First the bomb attack @ Ansbach, Bavaria, Germany and a report - in an IS magazine - that the suspect:
...had fought with al-Qaeda affiliate Jabhat al-Nusra. It appears that Daleel later pledged allegiance to Islamic State of Iraq and the Levant (Isil) after the 2013 split from Nusra....he left Syria to seek treatment after he was wounded in a mortar attack. He travelled on to Germany posing as a refugee.
(From another source) He was to be deported to Bulgaria under the EU’s Dublin rules, but the move was delayed by his claims of ill health.
Link:http://www.telegraph.co.uk/news/2016...-questions-ov/

Leaving aside whether any agency could have id'd his past in Syria, there is the scale of migration into Germany in 2015, over a million people.

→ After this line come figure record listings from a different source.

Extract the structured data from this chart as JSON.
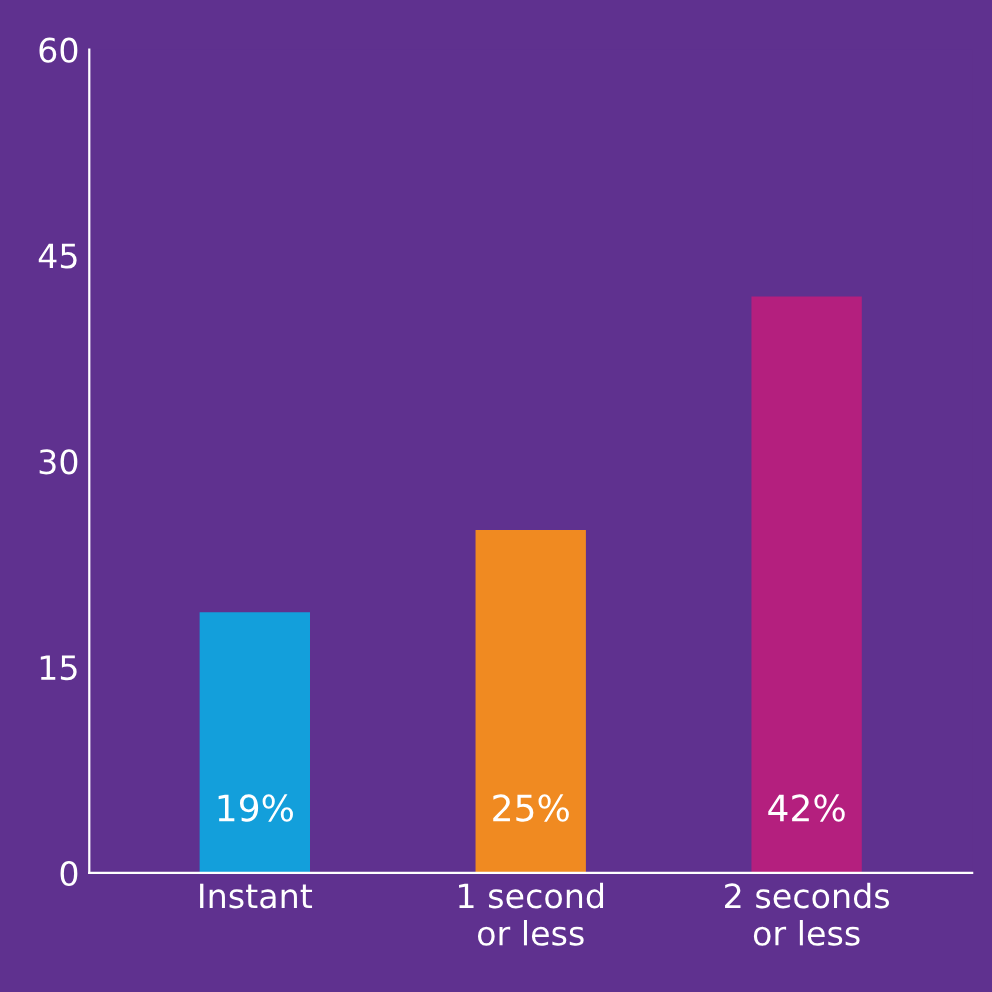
{
  "chart_data": {
    "type": "bar",
    "categories": [
      "Instant",
      "1 second\nor less",
      "2 seconds\nor less"
    ],
    "values": [
      19,
      25,
      42
    ],
    "colors": [
      "#139fdb",
      "#f08a21",
      "#b41f7e"
    ],
    "value_labels": [
      "19%",
      "25%",
      "42%"
    ],
    "ylim": [
      0,
      60
    ],
    "yticks": [
      0,
      15,
      30,
      45,
      60
    ],
    "grid": false
  }
}
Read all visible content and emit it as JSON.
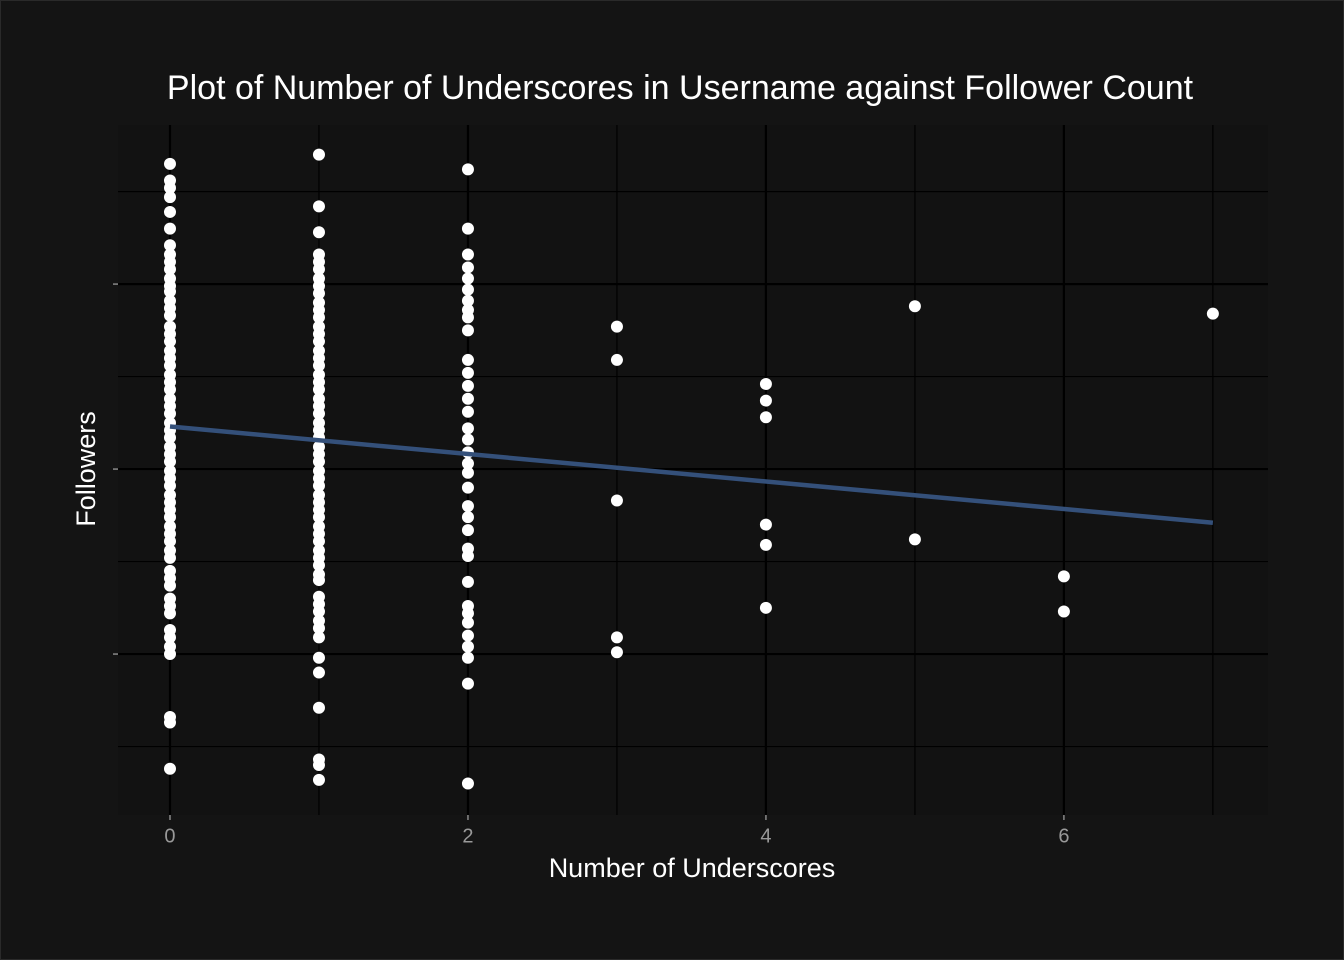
{
  "chart_data": {
    "type": "scatter",
    "title": "Plot of Number of Underscores in Username against Follower Count",
    "xlabel": "Number of Underscores",
    "ylabel": "Followers",
    "x": [
      0,
      0,
      0,
      0,
      0,
      0,
      0,
      0,
      0,
      0,
      0,
      0,
      0,
      0,
      0,
      0,
      0,
      0,
      0,
      0,
      0,
      0,
      0,
      0,
      0,
      0,
      0,
      0,
      0,
      0,
      0,
      0,
      0,
      0,
      0,
      0,
      0,
      0,
      0,
      0,
      0,
      0,
      0,
      0,
      0,
      0,
      0,
      0,
      0,
      0,
      0,
      0,
      0,
      0,
      0,
      0,
      0,
      0,
      0,
      1,
      1,
      1,
      1,
      1,
      1,
      1,
      1,
      1,
      1,
      1,
      1,
      1,
      1,
      1,
      1,
      1,
      1,
      1,
      1,
      1,
      1,
      1,
      1,
      1,
      1,
      1,
      1,
      1,
      1,
      1,
      1,
      1,
      1,
      1,
      1,
      1,
      1,
      1,
      1,
      1,
      1,
      1,
      1,
      1,
      1,
      1,
      1,
      1,
      1,
      1,
      1,
      1,
      1,
      1,
      1,
      1,
      2,
      2,
      2,
      2,
      2,
      2,
      2,
      2,
      2,
      2,
      2,
      2,
      2,
      2,
      2,
      2,
      2,
      2,
      2,
      2,
      2,
      2,
      2,
      2,
      2,
      2,
      2,
      2,
      2,
      2,
      2,
      2,
      2,
      2,
      2,
      3,
      3,
      3,
      3,
      3,
      4,
      4,
      4,
      4,
      4,
      4,
      5,
      5,
      6,
      6,
      7
    ],
    "values": [
      3.65,
      3.56,
      3.52,
      3.47,
      3.39,
      3.3,
      3.21,
      3.16,
      3.12,
      3.08,
      3.03,
      2.99,
      2.96,
      2.91,
      2.87,
      2.83,
      2.77,
      2.73,
      2.69,
      2.64,
      2.6,
      2.56,
      2.51,
      2.47,
      2.43,
      2.38,
      2.34,
      2.3,
      2.25,
      2.21,
      2.17,
      2.12,
      2.08,
      2.04,
      1.99,
      1.95,
      1.91,
      1.86,
      1.82,
      1.78,
      1.74,
      1.69,
      1.65,
      1.61,
      1.56,
      1.52,
      1.45,
      1.41,
      1.37,
      1.3,
      1.26,
      1.22,
      1.13,
      1.09,
      1.04,
      1.0,
      0.66,
      0.63,
      0.38,
      3.7,
      3.42,
      3.28,
      3.16,
      3.12,
      3.08,
      3.03,
      2.99,
      2.95,
      2.9,
      2.86,
      2.82,
      2.77,
      2.73,
      2.69,
      2.64,
      2.6,
      2.56,
      2.51,
      2.47,
      2.43,
      2.38,
      2.34,
      2.3,
      2.25,
      2.21,
      2.17,
      2.12,
      2.08,
      2.04,
      1.99,
      1.95,
      1.91,
      1.86,
      1.82,
      1.78,
      1.74,
      1.69,
      1.65,
      1.61,
      1.56,
      1.52,
      1.48,
      1.43,
      1.4,
      1.31,
      1.27,
      1.23,
      1.18,
      1.14,
      1.09,
      0.98,
      0.9,
      0.71,
      0.43,
      0.4,
      0.32,
      3.62,
      3.3,
      3.16,
      3.09,
      3.03,
      2.97,
      2.91,
      2.86,
      2.82,
      2.75,
      2.59,
      2.52,
      2.45,
      2.38,
      2.31,
      2.22,
      2.16,
      2.09,
      2.03,
      1.98,
      1.9,
      1.8,
      1.74,
      1.67,
      1.57,
      1.53,
      1.39,
      1.26,
      1.22,
      1.17,
      1.1,
      1.04,
      0.98,
      0.84,
      0.3,
      2.77,
      2.59,
      1.83,
      1.09,
      1.01,
      2.46,
      2.37,
      2.28,
      1.7,
      1.59,
      1.25,
      2.88,
      1.62,
      1.42,
      1.23,
      2.84
    ],
    "color": "#ffffff",
    "trend": {
      "x": [
        0,
        7
      ],
      "values": [
        2.23,
        1.71
      ],
      "color": "#34507a"
    },
    "xlim": [
      -0.349,
      7.37
    ],
    "ylim": [
      0.13,
      3.86
    ],
    "xticks": [
      0,
      2,
      4,
      6
    ],
    "yticks": [
      1,
      2,
      3
    ],
    "grid": true
  }
}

Second yesterday's murderer in a church in Normandy, France:
The 19-year-old was under police supervision and wore a tag following his release in March after 10 months of preventative custody for trying to go to Syria....Ordered to live at his parents’ home, he was allowed out between 8.30am and 12.30pm on weekdays, and from 2pm to 6pm on weekends. He was, therefore, within his rights to be out at the time of the attack...
Link:http://www.telegraph.co.uk/news/2016...adel-kermiche/

Taking a wider view a French-Algerian commentator:
The vast majority of the terrorists who have now slaughtered some 250 people in separate incidents across France over the past 18 months were just as well known to the authorities as Kermiche. Many were meant to be in prison, or – again like Kermiche – at least reporting to their local police stations under strict bail terms. Instead they were given more than enough freedom to move across borders and acquire the arms necessary to carry out their carnage pretty much anywhere they chose.
Link:http://www.telegraph.co.uk/news/2016...-stop-jacques/

Kermiche clearly was a "hard case" to change, but France has almost no such state capability (like Germany).